祖父が亡くなる数年前、祖母が亡くなっていて、その臨終に立ち会った祖父は「俺が昏睡状態になっても無理に延命させなくていい」と、父に言っていた。
しかし、入院して病状が悪化し、昏睡状態になったとき、医師から延命措置をするかしないか聞かれた父は、迷わず延命をお願いした。祖父が亡くなったのはそれから1週間ほどしてからだ。
祖父が亡くなったあと、父は僕に「延命しなくていいとは言われてたけど、やはりいざとなったらできなかったよ」と言った。僕にというより、自分自身に言っていたのかもしれない。
いくらそれが祖父の意志だとしても、あのとき、延命を拒否していたら父は死ぬまで後悔することになったかもしれない。そう考えると、僕は自分自身が父の立場でも同じことをしたと思う。

僕の意志

僕はその後、高校、大学を卒業してトラック運転手になった。トラック運転手は子どものころから憧れていた職業だった。

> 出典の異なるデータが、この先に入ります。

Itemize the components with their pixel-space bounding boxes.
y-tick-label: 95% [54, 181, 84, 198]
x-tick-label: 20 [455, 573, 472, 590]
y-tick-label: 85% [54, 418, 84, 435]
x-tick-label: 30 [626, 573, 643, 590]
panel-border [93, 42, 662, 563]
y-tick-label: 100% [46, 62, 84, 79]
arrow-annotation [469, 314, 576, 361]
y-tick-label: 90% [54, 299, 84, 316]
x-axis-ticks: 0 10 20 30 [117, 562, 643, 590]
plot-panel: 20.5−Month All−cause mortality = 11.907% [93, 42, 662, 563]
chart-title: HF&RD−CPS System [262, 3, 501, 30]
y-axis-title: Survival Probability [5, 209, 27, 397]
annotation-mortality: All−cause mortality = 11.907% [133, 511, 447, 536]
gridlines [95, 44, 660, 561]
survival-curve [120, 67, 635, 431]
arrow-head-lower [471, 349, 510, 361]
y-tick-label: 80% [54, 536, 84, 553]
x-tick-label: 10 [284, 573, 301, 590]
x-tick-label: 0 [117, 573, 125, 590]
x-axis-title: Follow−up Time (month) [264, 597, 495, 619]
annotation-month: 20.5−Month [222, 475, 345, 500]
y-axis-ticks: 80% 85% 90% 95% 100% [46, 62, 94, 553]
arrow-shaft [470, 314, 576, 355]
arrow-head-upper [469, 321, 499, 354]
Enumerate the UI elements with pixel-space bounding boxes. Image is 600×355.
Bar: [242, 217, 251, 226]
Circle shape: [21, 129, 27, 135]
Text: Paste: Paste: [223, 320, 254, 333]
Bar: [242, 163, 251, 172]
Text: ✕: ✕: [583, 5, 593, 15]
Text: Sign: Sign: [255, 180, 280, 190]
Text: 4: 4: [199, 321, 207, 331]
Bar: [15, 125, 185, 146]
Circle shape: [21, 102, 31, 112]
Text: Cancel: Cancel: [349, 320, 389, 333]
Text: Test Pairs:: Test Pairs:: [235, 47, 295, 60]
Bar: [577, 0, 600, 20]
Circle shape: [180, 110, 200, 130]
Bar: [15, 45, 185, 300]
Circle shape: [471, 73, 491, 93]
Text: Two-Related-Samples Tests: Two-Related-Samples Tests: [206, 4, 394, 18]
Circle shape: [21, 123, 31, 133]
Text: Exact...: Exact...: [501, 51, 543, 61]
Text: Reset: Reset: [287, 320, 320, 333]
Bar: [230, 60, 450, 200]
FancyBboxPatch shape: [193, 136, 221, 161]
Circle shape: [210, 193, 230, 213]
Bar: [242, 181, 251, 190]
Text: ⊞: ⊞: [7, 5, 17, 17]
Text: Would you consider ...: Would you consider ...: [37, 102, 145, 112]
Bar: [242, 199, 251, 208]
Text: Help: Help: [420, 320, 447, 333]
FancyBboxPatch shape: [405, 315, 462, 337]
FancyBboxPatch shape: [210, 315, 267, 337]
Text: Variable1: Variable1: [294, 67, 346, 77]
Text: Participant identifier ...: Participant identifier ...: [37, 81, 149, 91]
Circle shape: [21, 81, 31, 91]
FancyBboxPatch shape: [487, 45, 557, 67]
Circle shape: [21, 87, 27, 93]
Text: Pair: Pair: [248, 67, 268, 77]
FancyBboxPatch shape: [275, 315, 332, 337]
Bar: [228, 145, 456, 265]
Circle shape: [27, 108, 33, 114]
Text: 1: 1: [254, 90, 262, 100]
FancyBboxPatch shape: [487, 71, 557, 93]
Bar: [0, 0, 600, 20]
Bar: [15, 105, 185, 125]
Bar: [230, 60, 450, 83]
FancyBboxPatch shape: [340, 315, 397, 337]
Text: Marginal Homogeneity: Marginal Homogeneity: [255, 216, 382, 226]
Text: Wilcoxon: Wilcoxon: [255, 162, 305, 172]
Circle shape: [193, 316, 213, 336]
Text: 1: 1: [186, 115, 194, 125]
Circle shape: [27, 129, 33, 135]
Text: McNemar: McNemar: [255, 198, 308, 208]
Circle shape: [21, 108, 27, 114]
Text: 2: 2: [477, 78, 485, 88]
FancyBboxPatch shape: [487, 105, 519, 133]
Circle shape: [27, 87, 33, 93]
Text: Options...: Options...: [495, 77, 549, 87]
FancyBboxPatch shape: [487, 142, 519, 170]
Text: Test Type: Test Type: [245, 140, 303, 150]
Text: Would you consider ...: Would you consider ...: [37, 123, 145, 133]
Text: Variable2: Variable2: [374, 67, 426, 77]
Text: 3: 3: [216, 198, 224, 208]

だが、「トラック運転手になりたい」と言うと、誰もが渋い顔をした。父や母は反対した。ネットで調べると「トラック運転手はクズばかり」だの「トラック運転手は底辺職」だの「トラック運転手の仕事は過酷」だの「トラック運転手に将来はない」だの「トラック運転手の彼氏とは結婚するな」だの、さんざんな書かれようだ。
検索して結構上位に上がってくるのだから、あながちウソとは言えないかもしれない。しかし、トラック運転手が荷を運ぶことで人々の生活や経済を支えているのも間違いない事実だ。それだけ日ごろから世話になっているのに、よく平気で悪口を書けるなと憤らないこともないが、それはともかく、僕はトラック運転手になった。
だって、なりたかったんだもん。
ひどい職場なのか、そうでもないのか、やはり自分で確かめてみなきゃ分からんし、確かめてみないでトラック運転手にならなかったから、それこそ後々後悔するだろう。